MyLondon also requested access to documents about queue management and crowd control, but the FOI request was refused under national security grounds in the event terrorists would use the information to plan an attack on future London NYE celebrations.

City Hall told us all event communication stated tickets could only be bought via, via the only verified ticket seller AXS, and that the GLA 'worked closely' with security teams to make sure they knew how to identify fake tickets.

A spokesperson for the GLA said: “The vast majority of the more than 100,000 ticketholders enjoyed the capital’s spectacular New Year’s Eve celebrations. Fake tickets led to entry delays at the gates, so we rightly provided refunds to the small percentage of genuine ticketholders who were affected.”

'Many people’s evenings ended in disappointment'

A montage photo of Emma Best AM and Sadiq Khan
Emma Best AM told City Hall there was a 'failure to prepare for and control fake tickets' -Credit:Getty Images/City Hall

In light of the debacle, deputy leader of City Hall Tories, Emma Best, successfully tabled a motion calling for the fireworks event to be added to the London Assembly Oversight Committee during a plenary meeting on on February 8.

In her motion, Ms Best AM said: "For this year’s event, ticket prices surged by 33 per cent and many people’s evenings ended in disappointment as the Mayor admitted a failure to prepare for and control fake tickets led to long queues and in some cases non-admittance for genuine ticket holders."

After the motion was passed, with eight votes to three, it means major decisions around pricing, planning and general budgeting will now be scrutinised by the London Assembly. MyLondon understands City Hall will respond to the Assembly motion in due course.

'Complete shambles'

When MyLondon spoke to ticketholders in the days after the event, they complained of crushing, thefts, and assaults. Jennifer, a teacher from Telford, who travelled 150 miles for the event with a genuine ticket, was turned away from the gate after queuing for hours. "It was terrifying being trapped in a crowd of angry people," she told us at the time.

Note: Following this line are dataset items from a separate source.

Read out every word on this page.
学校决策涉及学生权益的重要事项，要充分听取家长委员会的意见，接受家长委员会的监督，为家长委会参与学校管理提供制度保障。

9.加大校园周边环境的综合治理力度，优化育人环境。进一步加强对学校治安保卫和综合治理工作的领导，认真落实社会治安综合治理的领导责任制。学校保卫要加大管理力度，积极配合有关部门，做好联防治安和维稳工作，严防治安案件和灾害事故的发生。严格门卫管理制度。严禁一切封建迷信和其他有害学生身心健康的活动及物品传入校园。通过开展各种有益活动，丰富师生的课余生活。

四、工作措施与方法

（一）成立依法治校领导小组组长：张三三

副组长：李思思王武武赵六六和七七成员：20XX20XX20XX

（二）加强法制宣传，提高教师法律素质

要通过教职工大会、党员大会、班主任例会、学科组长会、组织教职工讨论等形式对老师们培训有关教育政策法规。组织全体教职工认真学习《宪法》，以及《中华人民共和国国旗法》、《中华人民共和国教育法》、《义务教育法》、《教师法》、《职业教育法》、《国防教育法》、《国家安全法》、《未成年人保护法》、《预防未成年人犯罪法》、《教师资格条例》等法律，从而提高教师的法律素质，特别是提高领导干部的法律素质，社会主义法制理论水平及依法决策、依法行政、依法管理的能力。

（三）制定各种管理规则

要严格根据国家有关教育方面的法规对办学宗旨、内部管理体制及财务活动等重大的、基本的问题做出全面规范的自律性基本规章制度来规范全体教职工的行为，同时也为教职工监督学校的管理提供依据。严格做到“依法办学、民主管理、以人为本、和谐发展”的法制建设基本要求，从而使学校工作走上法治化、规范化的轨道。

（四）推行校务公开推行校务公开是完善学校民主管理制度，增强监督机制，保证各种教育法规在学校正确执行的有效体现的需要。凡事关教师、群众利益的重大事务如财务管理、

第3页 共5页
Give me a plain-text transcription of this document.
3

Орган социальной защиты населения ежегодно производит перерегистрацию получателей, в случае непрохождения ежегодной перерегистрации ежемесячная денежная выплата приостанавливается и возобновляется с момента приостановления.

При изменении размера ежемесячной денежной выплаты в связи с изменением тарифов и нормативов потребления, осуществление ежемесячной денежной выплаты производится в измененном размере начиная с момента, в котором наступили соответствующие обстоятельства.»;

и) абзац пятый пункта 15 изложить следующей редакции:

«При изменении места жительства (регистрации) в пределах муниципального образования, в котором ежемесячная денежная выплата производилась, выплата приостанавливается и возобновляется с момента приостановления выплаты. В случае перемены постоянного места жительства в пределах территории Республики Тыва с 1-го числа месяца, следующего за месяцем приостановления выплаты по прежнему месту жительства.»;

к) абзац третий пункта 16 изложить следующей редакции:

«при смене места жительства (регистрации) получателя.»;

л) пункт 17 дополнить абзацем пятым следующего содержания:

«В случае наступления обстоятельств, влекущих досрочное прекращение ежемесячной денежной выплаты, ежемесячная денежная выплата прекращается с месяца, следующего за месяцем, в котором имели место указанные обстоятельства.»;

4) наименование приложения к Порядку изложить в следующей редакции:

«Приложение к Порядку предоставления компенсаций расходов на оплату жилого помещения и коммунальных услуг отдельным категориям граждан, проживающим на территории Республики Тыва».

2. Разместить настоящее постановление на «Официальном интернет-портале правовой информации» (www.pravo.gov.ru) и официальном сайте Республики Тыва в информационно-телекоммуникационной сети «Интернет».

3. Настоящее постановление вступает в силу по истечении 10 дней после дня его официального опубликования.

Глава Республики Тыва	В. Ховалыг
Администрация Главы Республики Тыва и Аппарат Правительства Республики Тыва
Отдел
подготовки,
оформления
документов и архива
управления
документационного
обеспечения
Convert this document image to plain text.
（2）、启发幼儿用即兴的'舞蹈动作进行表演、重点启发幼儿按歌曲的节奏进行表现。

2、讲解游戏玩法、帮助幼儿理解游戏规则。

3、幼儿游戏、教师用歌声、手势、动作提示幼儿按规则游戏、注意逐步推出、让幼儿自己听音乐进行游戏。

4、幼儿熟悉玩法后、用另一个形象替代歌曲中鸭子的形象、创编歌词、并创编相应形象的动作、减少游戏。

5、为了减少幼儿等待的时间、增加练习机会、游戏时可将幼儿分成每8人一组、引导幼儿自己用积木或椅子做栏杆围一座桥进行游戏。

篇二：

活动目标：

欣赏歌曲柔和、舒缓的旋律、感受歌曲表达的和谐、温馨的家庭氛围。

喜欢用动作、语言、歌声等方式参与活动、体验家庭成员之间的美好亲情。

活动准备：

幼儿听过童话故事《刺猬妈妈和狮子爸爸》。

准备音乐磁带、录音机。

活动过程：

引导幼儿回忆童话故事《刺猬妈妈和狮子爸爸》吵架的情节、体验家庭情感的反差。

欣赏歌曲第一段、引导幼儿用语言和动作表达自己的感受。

Other complaints on X, formerly Twitter, included 'hideous crowd management', and some party-goers calling the event 'insanely unsafe' and 'a complete shambles'. The calls for refunds were led by Nikolaj Hansen-Turton, who wrote an open letter to Sadiq Khan, describing a crowd that was 'very unsafe and scary' and 'rushing and pushing'.

According to an FOI request by CityAM, the total cost of the extravaganza was nearly £4 million, with over 12,000 fireworks used to light up London's famous skyline. In its response to the paper's data request, the GLA said the 'budget available for the event was £3.85m, with additional costs being supported by ticket revenue of £1.75m'.